El coronavirus reveló nuestro estado nacional. Se diría que el virus nos diagnosticó a nosotros primero que nosotros a él. Nos puso en el lugar de la realidad presente y de la proyección futura. Nos sacó la venda de los ojos frente a nuestras virtudes y debilidades, también reveló las profundas diferencias que nos separan como país y el urgente imperativo de unirnos para enfrentar la crisis. Se diría que de lo viral pasamos a lo real, es decir, de los primeros cálculos tratando de ver cómo sacar partido de la situación pasamos al estupor oficial y luego a la toma de medidas algunas adoptadas provenientes de otros países, otras de carácter meramente local y, sobre todo, tratando de aprender de aquellos lugares en donde el virus ya mostró su rostro más agresivo.

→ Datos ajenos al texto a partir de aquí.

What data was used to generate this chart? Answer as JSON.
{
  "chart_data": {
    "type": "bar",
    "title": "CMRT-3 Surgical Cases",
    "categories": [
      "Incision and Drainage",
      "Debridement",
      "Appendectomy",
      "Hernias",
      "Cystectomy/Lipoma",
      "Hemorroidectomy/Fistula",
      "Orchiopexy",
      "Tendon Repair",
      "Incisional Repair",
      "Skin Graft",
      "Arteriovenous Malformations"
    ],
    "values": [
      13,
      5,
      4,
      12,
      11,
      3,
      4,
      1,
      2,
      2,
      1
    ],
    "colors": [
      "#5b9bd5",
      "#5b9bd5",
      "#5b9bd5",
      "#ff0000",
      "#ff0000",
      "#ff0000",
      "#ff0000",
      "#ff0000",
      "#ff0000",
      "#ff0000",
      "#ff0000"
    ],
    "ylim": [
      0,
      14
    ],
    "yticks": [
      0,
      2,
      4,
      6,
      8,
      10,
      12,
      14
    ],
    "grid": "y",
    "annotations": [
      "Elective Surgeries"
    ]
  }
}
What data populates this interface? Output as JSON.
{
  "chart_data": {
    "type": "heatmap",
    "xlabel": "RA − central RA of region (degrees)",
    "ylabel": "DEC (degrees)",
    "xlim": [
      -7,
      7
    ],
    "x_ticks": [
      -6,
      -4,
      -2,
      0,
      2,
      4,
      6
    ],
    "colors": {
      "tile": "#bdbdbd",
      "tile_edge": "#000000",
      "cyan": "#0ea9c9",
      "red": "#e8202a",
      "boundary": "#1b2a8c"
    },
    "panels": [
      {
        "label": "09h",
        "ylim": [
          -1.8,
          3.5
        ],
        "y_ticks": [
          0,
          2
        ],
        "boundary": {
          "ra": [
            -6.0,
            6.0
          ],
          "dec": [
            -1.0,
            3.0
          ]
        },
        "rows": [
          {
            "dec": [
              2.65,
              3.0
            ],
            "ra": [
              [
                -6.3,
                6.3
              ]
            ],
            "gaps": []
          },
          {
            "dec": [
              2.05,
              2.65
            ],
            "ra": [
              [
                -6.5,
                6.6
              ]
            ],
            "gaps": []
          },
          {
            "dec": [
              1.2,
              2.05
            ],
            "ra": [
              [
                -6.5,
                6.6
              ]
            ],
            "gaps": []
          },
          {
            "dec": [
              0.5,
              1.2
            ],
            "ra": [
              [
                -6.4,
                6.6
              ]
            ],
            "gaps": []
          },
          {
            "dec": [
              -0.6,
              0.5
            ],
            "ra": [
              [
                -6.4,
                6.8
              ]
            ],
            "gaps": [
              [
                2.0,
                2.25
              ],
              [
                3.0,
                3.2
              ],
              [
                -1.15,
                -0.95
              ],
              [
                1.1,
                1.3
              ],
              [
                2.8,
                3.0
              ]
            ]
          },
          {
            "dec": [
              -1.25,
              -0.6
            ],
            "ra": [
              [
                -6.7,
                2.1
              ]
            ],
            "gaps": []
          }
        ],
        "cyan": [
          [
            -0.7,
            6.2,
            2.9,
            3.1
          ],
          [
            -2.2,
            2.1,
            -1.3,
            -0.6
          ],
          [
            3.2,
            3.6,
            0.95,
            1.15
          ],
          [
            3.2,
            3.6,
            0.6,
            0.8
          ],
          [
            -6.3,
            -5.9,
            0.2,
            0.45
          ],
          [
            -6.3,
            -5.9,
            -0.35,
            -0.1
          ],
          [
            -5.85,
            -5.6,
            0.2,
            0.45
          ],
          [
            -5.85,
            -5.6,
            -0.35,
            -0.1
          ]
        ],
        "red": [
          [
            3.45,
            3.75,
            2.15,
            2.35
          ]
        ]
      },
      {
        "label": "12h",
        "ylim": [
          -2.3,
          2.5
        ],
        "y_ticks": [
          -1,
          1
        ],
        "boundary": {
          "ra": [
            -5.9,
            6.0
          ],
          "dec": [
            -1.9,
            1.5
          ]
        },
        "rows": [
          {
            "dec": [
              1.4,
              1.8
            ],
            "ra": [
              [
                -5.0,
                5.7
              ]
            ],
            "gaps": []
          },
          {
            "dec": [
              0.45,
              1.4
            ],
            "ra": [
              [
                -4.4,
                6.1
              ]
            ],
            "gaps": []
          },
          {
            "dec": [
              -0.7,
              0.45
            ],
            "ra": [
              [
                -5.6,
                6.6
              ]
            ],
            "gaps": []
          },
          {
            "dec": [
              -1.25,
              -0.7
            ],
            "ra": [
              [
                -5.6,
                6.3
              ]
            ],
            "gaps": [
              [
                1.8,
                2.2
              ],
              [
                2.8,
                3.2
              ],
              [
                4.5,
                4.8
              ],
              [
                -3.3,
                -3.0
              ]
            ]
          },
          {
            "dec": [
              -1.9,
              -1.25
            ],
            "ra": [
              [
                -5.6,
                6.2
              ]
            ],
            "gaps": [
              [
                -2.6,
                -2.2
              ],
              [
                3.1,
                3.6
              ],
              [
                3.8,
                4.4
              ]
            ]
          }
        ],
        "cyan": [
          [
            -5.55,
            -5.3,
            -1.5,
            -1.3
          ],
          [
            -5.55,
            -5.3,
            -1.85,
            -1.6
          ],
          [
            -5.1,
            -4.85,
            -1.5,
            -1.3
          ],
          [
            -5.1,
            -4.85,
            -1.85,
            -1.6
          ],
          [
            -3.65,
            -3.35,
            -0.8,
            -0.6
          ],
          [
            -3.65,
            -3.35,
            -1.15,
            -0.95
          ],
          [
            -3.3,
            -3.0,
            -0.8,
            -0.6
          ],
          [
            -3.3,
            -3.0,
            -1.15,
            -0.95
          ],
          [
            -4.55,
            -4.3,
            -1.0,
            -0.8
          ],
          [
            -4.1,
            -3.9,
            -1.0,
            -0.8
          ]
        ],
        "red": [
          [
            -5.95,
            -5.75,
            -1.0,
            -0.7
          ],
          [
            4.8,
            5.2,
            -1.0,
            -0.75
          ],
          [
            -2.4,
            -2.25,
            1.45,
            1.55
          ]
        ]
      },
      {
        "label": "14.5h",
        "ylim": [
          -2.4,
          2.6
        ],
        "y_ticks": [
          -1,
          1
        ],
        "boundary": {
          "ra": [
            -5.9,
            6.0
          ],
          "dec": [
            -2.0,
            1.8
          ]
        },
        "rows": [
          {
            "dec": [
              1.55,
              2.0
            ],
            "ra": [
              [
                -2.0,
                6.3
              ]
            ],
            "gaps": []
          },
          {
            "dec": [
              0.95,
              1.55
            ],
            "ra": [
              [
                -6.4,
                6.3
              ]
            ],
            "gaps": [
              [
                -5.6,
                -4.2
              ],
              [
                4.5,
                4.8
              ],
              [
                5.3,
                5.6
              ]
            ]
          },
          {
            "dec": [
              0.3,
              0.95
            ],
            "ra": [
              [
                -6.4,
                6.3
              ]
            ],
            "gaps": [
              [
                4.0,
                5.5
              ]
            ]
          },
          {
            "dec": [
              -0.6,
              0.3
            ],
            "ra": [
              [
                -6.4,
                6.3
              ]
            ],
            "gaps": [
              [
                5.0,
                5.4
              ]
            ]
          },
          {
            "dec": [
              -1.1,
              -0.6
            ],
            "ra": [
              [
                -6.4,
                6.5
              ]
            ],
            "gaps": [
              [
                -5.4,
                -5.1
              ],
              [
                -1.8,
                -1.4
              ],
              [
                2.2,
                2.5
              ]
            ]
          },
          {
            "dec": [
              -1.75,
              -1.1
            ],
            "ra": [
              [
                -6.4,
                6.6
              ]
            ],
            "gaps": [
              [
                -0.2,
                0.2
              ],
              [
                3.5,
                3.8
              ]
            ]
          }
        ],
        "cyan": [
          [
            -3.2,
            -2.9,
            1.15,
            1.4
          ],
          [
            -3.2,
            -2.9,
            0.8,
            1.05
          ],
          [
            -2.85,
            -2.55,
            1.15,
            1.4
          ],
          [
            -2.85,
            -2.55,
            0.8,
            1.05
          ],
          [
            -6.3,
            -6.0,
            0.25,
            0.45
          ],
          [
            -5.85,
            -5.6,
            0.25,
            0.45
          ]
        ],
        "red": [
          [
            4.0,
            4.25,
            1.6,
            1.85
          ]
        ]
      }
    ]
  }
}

El coronavirus a muchos quitará la vida, a otros, a la mayoría se la cambiará para siempre. El ser humano de manera natural se niega a aceptar ciertas cosas que no comprende o no conoce a cabalidad. El impedimento inicial de aceptar la magnitud de la epidemia nos obnubiló y nos hizo retardar las respuestas, o no sabíamos cómo hacerlo. Luego la declaratoria de emergencia se hizo cada vez más peligrosa, atemorizante. Con mayor razón en un país como Ecuador que tiene muy pocas experiencias colectivas, sociales, a diferencias de otras naciones que han enfrentado guerras prolongadas, catástrofes de magnitud y, por tanto, cuentan con una cultura de disciplina y solidaridad común y plural. El coronavirus hizo caer la cortina y en el fondo del escenario vemos hoy un país real, con sus fortalezas y debilidades obligado a vencer las dos primeras dificultades de toda acción humana: querer no siempre es poder y la sola voluntad no es suficiente para transformar la realidad a nuestro favor.
Así las cosas la realidad se impone por sí misma, nos enseña y estamos obligados a aprender a corto plazo. Lo primero que hay que asimilar es que el mal excepcional que se cierne sobre nosotros en el país, requiere también de respuestas excepcionales. Y la excepción radica en comprender que es imperativo regular y cambiar nuestros comportamientos sociales. Ahora es el tiempo -no deseado- de restringir libertades, jerarquizar respuestas, centralizar informaciones, cumplir órdenes, en fin, actuar como no lo hemos hecho anteriormente. Lo importante es saber que hoy todos dependemos de todos. Que mi contagio es tu contagio, que mi bien es tu bien y que mi mal es tu mal. Hoy hay que comprender que debemos pasar de las intenciones a las acciones, de las reuniones teóricas a las prácticas, individual y socialmente esforzadas. El virus de la noche a la mañana nos enseña y nos obliga a aprender cómo se vive el comunismo, es decir, en la convivencia comunitaria en función del colectivo porque de la vida del grupo depende la mía. Lo primero que mata el virus es el individualismo insolente.
Y en esa tentativa el país, naturalmente, deberá unirse. Dejar de lado, por lo pronto, la disputa nacional porque el modo urgente de enfrentarla ha sido superado por la emergencia. Para eso hay que ceder posiciones, doblegar orgullos, aplacar egoísmos y mirar con los ojos de todos. Pero ojo, es el Estado el primero llamado a modificar comportamientos, el gobierno es el único que cuenta con atribuciones para hacerlo. Solo ellos, los que gobiernan, pueden decretar medidas e imponerlas. La ciudadanía no debe permanecer inerte al llamado, haciendo valer sus derechos. Responder al llamado del Estado es una prerrogativa de toda sociedad civil. Hacerlo es su opción, consciente, responsablemente.
Los demás trataremos de seguir el ejemplo.